Aos 19 anos, Lucy Westlake realizou o sonho de muitos aventureiros: alcançar o cume do Monte Everest, a montanha mais alta do mundo, com 8.848 metros de altitude. Mas a jovem alpinista americana também viveu uma das experiências mais impactantes e dolorosas de sua jornada: testemunhar corpos de outros escaladores abandonados no caminho — e não poder fazer nada por eles.

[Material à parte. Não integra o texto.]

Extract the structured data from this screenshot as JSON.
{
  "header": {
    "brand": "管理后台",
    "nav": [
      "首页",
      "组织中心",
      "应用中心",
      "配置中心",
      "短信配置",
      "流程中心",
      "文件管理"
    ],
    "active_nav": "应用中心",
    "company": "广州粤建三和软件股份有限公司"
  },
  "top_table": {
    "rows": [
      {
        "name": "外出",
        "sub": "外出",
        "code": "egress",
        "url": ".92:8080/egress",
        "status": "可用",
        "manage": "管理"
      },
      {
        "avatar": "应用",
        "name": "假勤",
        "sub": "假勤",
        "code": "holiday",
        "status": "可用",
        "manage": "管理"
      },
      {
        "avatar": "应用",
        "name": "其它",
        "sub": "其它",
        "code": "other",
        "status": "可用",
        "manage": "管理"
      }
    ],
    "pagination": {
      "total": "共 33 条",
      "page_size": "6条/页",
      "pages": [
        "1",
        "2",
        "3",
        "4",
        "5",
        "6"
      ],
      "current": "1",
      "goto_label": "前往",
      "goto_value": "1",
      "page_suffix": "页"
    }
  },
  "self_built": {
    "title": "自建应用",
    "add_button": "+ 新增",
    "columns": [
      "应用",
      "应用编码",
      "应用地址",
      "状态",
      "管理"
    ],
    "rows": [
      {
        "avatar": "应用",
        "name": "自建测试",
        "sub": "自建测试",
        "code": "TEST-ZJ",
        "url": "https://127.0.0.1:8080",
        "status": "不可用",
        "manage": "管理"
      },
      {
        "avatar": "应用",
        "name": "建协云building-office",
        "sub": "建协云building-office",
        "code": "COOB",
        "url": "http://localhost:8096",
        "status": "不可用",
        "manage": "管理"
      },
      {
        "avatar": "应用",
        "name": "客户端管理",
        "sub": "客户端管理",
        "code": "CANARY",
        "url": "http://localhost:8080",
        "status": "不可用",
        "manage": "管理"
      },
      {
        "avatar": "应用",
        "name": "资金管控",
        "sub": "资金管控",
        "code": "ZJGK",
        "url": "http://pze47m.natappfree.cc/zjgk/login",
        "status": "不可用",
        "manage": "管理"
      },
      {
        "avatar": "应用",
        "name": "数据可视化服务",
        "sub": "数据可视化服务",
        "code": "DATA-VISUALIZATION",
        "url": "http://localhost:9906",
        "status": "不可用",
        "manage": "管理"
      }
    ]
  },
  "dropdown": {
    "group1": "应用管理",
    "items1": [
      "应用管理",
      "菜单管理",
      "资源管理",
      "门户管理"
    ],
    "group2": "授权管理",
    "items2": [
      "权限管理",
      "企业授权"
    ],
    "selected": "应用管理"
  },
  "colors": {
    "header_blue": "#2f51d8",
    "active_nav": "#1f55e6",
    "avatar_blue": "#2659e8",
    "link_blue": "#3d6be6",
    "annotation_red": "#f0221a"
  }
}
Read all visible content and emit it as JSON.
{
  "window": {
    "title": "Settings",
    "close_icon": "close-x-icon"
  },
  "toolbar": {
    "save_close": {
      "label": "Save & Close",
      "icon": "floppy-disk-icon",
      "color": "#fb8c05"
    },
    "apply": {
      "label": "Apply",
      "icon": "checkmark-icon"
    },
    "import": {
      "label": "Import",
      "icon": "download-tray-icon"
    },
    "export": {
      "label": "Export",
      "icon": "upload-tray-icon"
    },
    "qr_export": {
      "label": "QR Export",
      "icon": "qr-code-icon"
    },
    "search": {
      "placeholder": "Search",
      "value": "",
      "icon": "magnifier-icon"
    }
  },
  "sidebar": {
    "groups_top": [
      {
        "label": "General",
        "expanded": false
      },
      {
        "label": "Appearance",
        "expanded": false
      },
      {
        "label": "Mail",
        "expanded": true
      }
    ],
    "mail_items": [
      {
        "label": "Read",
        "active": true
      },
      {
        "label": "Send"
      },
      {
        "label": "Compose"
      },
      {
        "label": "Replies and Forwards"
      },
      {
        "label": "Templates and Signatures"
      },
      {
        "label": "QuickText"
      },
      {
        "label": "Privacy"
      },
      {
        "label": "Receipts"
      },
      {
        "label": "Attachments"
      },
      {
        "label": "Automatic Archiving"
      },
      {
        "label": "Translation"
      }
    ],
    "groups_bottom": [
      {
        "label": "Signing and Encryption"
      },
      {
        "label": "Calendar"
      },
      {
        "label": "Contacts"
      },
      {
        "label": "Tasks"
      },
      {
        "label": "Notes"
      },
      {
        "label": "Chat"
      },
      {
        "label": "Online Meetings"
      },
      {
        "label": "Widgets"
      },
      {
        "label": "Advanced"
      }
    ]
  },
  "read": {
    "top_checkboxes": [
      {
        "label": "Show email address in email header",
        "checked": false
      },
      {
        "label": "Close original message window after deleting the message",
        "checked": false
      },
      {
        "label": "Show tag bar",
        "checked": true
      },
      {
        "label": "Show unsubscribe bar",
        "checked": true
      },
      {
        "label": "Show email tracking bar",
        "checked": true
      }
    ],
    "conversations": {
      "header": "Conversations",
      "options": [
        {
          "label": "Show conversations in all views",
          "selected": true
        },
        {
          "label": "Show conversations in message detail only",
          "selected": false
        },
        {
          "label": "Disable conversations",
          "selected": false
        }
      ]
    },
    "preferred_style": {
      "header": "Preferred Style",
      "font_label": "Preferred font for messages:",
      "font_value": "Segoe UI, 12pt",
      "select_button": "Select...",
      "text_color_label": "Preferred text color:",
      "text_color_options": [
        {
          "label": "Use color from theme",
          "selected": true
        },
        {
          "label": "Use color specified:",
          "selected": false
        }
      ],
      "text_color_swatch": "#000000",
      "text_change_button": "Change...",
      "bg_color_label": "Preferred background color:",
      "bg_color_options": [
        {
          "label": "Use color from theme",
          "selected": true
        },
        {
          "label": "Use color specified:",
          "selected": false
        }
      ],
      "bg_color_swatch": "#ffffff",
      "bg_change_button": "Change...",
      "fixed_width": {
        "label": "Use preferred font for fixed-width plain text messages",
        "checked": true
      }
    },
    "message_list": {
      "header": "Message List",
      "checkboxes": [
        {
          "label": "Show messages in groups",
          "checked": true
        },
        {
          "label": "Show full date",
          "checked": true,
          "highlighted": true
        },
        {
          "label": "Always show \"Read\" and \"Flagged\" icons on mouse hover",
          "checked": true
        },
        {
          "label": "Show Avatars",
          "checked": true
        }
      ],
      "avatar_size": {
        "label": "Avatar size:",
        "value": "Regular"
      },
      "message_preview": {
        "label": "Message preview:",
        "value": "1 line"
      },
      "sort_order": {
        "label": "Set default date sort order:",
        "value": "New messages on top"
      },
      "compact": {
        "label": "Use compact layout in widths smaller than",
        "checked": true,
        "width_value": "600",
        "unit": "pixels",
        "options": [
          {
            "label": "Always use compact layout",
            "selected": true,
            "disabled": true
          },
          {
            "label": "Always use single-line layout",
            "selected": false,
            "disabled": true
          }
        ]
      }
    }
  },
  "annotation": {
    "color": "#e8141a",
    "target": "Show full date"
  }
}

Em entrevista recente, Lucy compartilhou o que chamou de “a regra silenciosa do Everest”: deixar os mortos para trás. “Eu vi pessoas que haviam morrido na trilha. Você passa por elas, às vezes até se desvia do caminho por causa de um corpo, e continua. Porque lá em cima, você está à beira da exaustão. Se tentar ajudar, provavelmente será mais um corpo deixado ali”, relatou a jovem, visivelmente emocionada.

A dura realidade do “teto do mundo”
Escalar o Everest não é apenas um teste físico extremo, mas também um desafio psicológico. A altitude reduzida, o frio intenso e a escassez de oxigênio tornam cada passo uma luta pela sobrevivência. Segundo alpinistas experientes, não é raro ver pessoas implorando por ajuda e, mesmo assim, serem deixadas sozinhas porque outros escaladores simplesmente não têm como socorrê-las sem colocar a própria vida em risco.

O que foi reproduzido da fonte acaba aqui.